Uslu’nun açıklaması, Akhoca Köyü’nden, rahmetli İbrahim Arslan ağabeyi aklıma getirdi…
Allah gani gani rahmet eylesin… Mekanı Cennet olsun…
Tam bir aydındı İbrahim ağabey. Devleti yönetenlerin ve Cemaleddin Uslu’nun son yıllarda gördüğünü, 20 yıl evvel görmüştü.
Devletin öcü gibi baktığı kanolanın (kolza-rapiska), Türkiye’nin yağ açığına çare olacağını daha o yıllarda haykırmıştı.
İbrahim ağabey, Medya Keşan’a yaptığı açıklamalarda, yana yakıla kanolanın yararlarını anlatıyor, akaryakıttan sonra, en fazla dövizi bitkisel yağa ödeyen Türkiye’nin kurtuluşunun bu bitkide olduğunu söylüyordu.

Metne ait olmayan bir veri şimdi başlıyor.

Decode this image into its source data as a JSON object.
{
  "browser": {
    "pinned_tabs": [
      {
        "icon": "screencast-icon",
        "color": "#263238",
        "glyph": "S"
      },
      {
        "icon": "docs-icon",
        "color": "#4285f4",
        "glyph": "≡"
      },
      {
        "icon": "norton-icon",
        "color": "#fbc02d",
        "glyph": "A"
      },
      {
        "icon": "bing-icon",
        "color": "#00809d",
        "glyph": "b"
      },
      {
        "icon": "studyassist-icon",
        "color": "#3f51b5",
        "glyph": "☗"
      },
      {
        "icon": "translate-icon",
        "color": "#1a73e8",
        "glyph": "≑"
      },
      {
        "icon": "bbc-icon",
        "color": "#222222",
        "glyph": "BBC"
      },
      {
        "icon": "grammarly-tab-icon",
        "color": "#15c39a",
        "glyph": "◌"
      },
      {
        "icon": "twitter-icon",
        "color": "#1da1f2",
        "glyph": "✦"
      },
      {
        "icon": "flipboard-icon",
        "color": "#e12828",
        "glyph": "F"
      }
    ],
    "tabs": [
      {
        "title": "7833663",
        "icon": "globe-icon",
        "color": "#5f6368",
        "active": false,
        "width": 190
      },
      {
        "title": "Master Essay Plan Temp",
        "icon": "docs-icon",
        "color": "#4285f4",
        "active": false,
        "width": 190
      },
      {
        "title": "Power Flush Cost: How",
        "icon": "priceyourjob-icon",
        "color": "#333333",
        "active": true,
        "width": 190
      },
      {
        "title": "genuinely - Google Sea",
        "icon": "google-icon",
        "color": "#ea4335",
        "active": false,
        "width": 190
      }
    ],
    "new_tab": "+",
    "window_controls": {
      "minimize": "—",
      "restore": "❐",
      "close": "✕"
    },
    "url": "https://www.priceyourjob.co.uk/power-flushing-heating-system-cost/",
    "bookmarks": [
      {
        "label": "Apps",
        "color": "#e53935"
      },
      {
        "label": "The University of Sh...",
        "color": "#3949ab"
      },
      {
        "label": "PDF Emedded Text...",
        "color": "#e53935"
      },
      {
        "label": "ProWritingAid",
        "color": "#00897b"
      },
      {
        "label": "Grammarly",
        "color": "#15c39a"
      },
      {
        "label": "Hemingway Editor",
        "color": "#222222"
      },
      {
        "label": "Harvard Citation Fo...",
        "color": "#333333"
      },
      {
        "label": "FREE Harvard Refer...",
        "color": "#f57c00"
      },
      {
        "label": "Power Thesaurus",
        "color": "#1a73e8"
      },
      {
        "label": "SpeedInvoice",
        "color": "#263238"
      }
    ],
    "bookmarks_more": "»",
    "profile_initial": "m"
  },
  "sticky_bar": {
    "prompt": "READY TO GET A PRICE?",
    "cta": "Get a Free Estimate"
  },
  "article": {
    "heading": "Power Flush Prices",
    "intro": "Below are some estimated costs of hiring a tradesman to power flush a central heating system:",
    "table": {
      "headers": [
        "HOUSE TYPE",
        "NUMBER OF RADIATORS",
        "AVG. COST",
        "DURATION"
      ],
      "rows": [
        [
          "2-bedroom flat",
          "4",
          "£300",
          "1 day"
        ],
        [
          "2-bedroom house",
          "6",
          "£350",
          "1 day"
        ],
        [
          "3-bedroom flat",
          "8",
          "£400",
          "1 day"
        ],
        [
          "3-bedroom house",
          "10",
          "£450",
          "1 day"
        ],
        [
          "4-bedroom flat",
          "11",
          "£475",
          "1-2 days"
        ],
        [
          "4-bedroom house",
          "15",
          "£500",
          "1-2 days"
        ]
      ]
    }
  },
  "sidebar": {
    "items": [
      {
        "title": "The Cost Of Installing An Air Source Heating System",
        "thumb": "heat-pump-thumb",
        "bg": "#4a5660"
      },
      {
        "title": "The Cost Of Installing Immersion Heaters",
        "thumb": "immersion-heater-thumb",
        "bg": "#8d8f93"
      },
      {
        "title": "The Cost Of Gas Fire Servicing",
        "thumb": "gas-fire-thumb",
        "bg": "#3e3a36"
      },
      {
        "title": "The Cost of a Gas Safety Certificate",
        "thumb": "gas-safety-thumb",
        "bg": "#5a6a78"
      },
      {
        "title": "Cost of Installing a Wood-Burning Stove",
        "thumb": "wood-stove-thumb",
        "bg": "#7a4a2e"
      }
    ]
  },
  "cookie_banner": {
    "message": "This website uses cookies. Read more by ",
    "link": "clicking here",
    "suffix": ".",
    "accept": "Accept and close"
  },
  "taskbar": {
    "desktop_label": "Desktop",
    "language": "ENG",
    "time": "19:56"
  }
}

İbrahim Arslan açıklamalarında, Hollanda’dan kanola tohumu getirtmek için zamanın (1977) ticaret bakanına başvurduğunu ancak izin alamadığını, Türkiye’de ekimi engellenen kanolanın; Hollanda, Almanya ve Amerika’da serbestçe ekildiğini anlatıyordu.
Bu konuyu o yıllarda (1994-95) birkaç defa haber yaptık ama devletin çok yüksek ziraat mühendisleri ve tarımla ilgileri “Benim köylüm!”den öteye geçmeyen siyasetçileri duymadı bile.
Kısacası, “köylü” İbrahim Arslan, kravatlılara doğruyu gösteremedi.
Peki ne oldu da 20 yıl evvel kötü olan şimdi iyi oldu?
Ziraat mühendisleri o zaman da vardı, şimdi de var…
Türkiye’nin yağ açığı o zaman da vardı, şimdi de var…
Kanolanın genetiği o zaman neyse şimdi de o…
Hiçbir şey olmadı… Olan sadece, devletin, İbrahim Arslan’ın 20 yıl gerisinden geldiğinin ortaya çıkmasıdır.